In most developed nations the patient (a baby/child) is monitored by a cleft palate team or craniofacial team right through into adulthood, and sometimes throughout the individual’s life.
Some doctors prefer to wait on jaw correction until the child is ten to twelve years old, so that all milk teeth have gone and the adult ones are in place – this saves the child repeated corrective surgeries. Others may choose to carry out correction of the jaw earlier, arguing that speech therapy is less effective when the patient is older.
Treating cleft lip – the cleft lip is usually surgically closed within two to three months of the baby’s birth. In 1969 Wilhelmmesen and Musgrave coined the phrase rule of 10s – the baby should receive surgery for cleft lip when they are at least 10 weeks old, weigh 10 pounds or more, and have at least 10g of hemoglobin. If the cleft is bilateral the first surgical procedure may focus on one side, and then another surgery a few weeks later corrects the other side.
Sometimes the same type of surgery is required for incomplete cleft lip repair as for complete cleft, because the muscles needed to purse the lips go along the upper lip and a full incision must be made in order to restore the complete group.

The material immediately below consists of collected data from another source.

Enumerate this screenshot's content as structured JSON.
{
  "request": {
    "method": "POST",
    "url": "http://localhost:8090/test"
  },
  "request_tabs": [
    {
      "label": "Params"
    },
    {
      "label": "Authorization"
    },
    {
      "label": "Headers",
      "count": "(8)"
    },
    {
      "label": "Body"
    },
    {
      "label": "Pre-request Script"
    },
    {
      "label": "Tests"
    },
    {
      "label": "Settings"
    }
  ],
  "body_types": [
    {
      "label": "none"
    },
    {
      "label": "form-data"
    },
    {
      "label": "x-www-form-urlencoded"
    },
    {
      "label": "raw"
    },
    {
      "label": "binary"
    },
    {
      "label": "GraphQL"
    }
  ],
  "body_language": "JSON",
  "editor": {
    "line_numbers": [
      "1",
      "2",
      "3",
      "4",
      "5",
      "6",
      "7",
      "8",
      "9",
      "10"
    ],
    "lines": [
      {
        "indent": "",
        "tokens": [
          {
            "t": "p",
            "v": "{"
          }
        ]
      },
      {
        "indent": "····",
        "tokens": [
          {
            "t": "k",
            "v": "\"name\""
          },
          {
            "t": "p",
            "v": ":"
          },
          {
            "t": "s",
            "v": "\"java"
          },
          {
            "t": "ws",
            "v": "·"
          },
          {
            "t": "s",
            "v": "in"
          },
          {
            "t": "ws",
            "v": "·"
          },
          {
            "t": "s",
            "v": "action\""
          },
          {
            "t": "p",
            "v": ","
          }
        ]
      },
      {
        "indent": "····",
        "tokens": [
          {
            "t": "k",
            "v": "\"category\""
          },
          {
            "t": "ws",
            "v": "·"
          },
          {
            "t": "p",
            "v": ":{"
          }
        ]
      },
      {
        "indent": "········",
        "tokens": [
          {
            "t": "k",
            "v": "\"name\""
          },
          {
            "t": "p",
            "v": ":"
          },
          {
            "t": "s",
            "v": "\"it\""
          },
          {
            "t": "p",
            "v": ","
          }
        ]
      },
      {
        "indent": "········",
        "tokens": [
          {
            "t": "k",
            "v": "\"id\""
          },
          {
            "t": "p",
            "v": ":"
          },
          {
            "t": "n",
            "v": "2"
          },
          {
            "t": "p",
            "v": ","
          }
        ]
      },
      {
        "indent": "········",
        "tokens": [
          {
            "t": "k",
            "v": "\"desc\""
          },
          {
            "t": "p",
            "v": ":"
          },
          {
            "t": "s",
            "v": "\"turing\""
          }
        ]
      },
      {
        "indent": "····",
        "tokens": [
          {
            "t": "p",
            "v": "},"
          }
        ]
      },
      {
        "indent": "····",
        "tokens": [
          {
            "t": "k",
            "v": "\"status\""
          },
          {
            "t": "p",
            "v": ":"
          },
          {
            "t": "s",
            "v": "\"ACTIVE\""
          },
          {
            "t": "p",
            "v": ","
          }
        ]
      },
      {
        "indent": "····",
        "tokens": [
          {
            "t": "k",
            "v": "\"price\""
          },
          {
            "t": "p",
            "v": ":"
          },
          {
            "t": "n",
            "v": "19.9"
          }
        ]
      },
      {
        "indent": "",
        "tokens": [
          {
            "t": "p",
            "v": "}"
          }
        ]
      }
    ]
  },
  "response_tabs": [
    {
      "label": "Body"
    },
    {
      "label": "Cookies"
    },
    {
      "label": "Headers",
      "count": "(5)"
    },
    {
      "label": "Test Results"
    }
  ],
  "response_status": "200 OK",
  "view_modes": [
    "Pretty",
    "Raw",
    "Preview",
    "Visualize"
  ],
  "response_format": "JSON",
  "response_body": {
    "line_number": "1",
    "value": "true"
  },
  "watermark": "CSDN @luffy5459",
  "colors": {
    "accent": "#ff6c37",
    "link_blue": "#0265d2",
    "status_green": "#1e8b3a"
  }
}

After surgery the child should be able to recover his/her speech.
Surgeons today are much better at doing this procedure with the minimal of scarring.
Further surgeries later on in life to improve facial appearance may be required.

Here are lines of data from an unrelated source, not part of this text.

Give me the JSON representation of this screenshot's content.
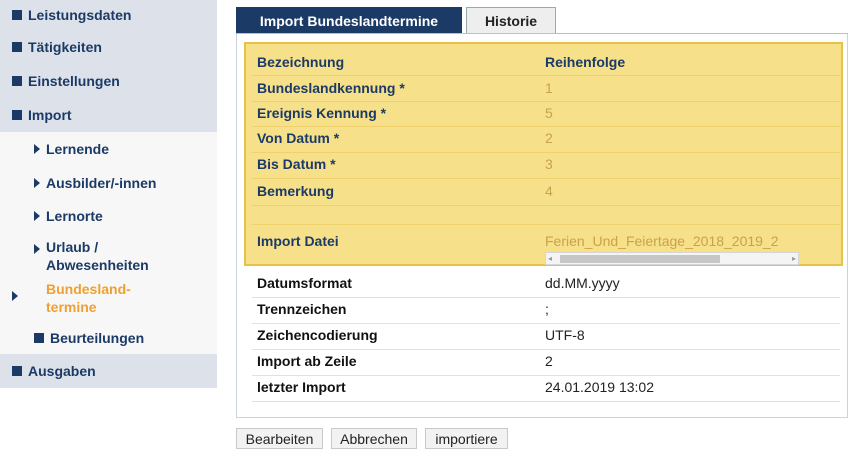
{
  "sidebar": {
    "main_items": [
      {
        "label": "Leistungsdaten"
      },
      {
        "label": "Tätigkeiten"
      },
      {
        "label": "Einstellungen"
      },
      {
        "label": "Import"
      },
      {
        "label": "Ausgaben"
      }
    ],
    "import_sub_items": [
      {
        "label": "Lernende"
      },
      {
        "label": "Ausbilder/-innen"
      },
      {
        "label": "Lernorte"
      },
      {
        "label": "Urlaub / Abwesenheiten",
        "line1": "Urlaub /",
        "line2": "Abwesenheiten"
      },
      {
        "label": "Bundesland-termine",
        "line1": "Bundesland-",
        "line2": "termine",
        "active": true
      },
      {
        "label": "Beurteilungen"
      }
    ]
  },
  "tabs": [
    {
      "label": "Import Bundeslandtermine",
      "active": true
    },
    {
      "label": "Historie",
      "active": false
    }
  ],
  "mapping": {
    "header": {
      "key": "Bezeichnung",
      "value": "Reihenfolge"
    },
    "rows": [
      {
        "key": "Bundeslandkennung *",
        "value": "1"
      },
      {
        "key": "Ereignis Kennung *",
        "value": "5"
      },
      {
        "key": "Von Datum *",
        "value": "2"
      },
      {
        "key": "Bis Datum *",
        "value": "3"
      },
      {
        "key": "Bemerkung",
        "value": "4"
      }
    ],
    "import_file": {
      "key": "Import Datei",
      "value": "Ferien_Und_Feiertage_2018_2019_2"
    }
  },
  "settings": [
    {
      "key": "Datumsformat",
      "value": "dd.MM.yyyy"
    },
    {
      "key": "Trennzeichen",
      "value": ";"
    },
    {
      "key": "Zeichencodierung",
      "value": "UTF-8"
    },
    {
      "key": "Import ab Zeile",
      "value": "2"
    },
    {
      "key": "letzter Import",
      "value": "24.01.2019 13:02"
    }
  ],
  "buttons": {
    "edit": "Bearbeiten",
    "cancel": "Abbrechen",
    "import": "importiere"
  },
  "colors": {
    "nav_blue": "#1c3a66",
    "highlight": "#f6e08a",
    "active_orange": "#f0a030"
  },
  "icons": {
    "nav_bullet": "square-bullet-icon",
    "sub_arrow": "triangle-right-icon",
    "scroll_left": "scroll-left-arrow-icon",
    "scroll_right": "scroll-right-arrow-icon"
  }
}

Treating cleft palate – sometimes the cleft palate is covered by a prosthetic device made to fit the roof of the mouth, covering the gap (palatal obturator). Surgery is also an option, which is typically carried out when the baby is from 6 to 12 months of age. In approximately one fifth of cases the child only needs one surgical procedure. More often than not, though, the child will need a combination of surgical methods and subsequent operations as he/she grows. The Latham Appliance has become more commonplace in cleft lip and cleft palate repair. The device is surgically inserted when the child is about 4 months old; a screw has to be turned daily to close the cleft to assist with future corrective surgeries.
If the gap (cleft) reaches the maxillary alveolar ridge, the fissure is filled with bone tissue, which is taken from somewhere in the child/s body, such as the hip.
Speech and hearing
A grommet (tympanostomy tube) may be inserted into the eardrum in order to keep the middle ear aerated. Grommets also help hearing.

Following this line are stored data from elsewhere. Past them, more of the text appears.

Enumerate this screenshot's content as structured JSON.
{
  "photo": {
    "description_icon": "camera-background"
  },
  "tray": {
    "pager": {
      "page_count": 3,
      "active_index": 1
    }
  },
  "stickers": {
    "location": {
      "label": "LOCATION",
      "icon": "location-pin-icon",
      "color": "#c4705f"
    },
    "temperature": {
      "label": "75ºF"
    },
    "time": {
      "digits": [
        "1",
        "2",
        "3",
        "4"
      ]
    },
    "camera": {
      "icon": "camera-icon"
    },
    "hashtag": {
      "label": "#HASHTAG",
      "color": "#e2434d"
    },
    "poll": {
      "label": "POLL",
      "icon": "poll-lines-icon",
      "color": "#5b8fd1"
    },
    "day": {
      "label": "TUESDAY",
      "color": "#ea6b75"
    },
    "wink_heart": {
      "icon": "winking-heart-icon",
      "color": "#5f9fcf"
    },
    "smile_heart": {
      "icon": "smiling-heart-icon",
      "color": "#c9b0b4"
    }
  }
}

A speech-language pathologist can help solve speech problems. The child may need surgery, such as pharyngeal flap surgery or augmentation pharyngoplasty to reduce the amount of air that escapes through the nose when the child speaks. The speech therapist may also help the child correct pre-operative speaking habits.
The likelihood of being teased or bullied at school is much lower today because of effective and prompt surgical procedures that occur in developed countries and several middle-income nations. Even so, the child may need encouragement to interact with other children from an early age. Children may ask questions regarding any visible evidence of cleft lip/palate – the child should be told in straightforward terms what a cleft lip/palate is, so they can pass this information on to their friends when they ask.
If the child’s condition results in hearing and speech problems, it is important to liaise with the school. Such simple things as making sure he/she sits at a strategic part of the classroom are important.
Children with cleft lip or palate tend to have more dental problems than other children. The ridge of bone that supports the upper teeth and gums (alveolar ridge) might not develop properly. The child may need orthodontic treatment (dental braces).
Tooth decay is more common among children with cleft lip and/or palate. Good oral hygiene can help reduce the risk of decay and dental problems.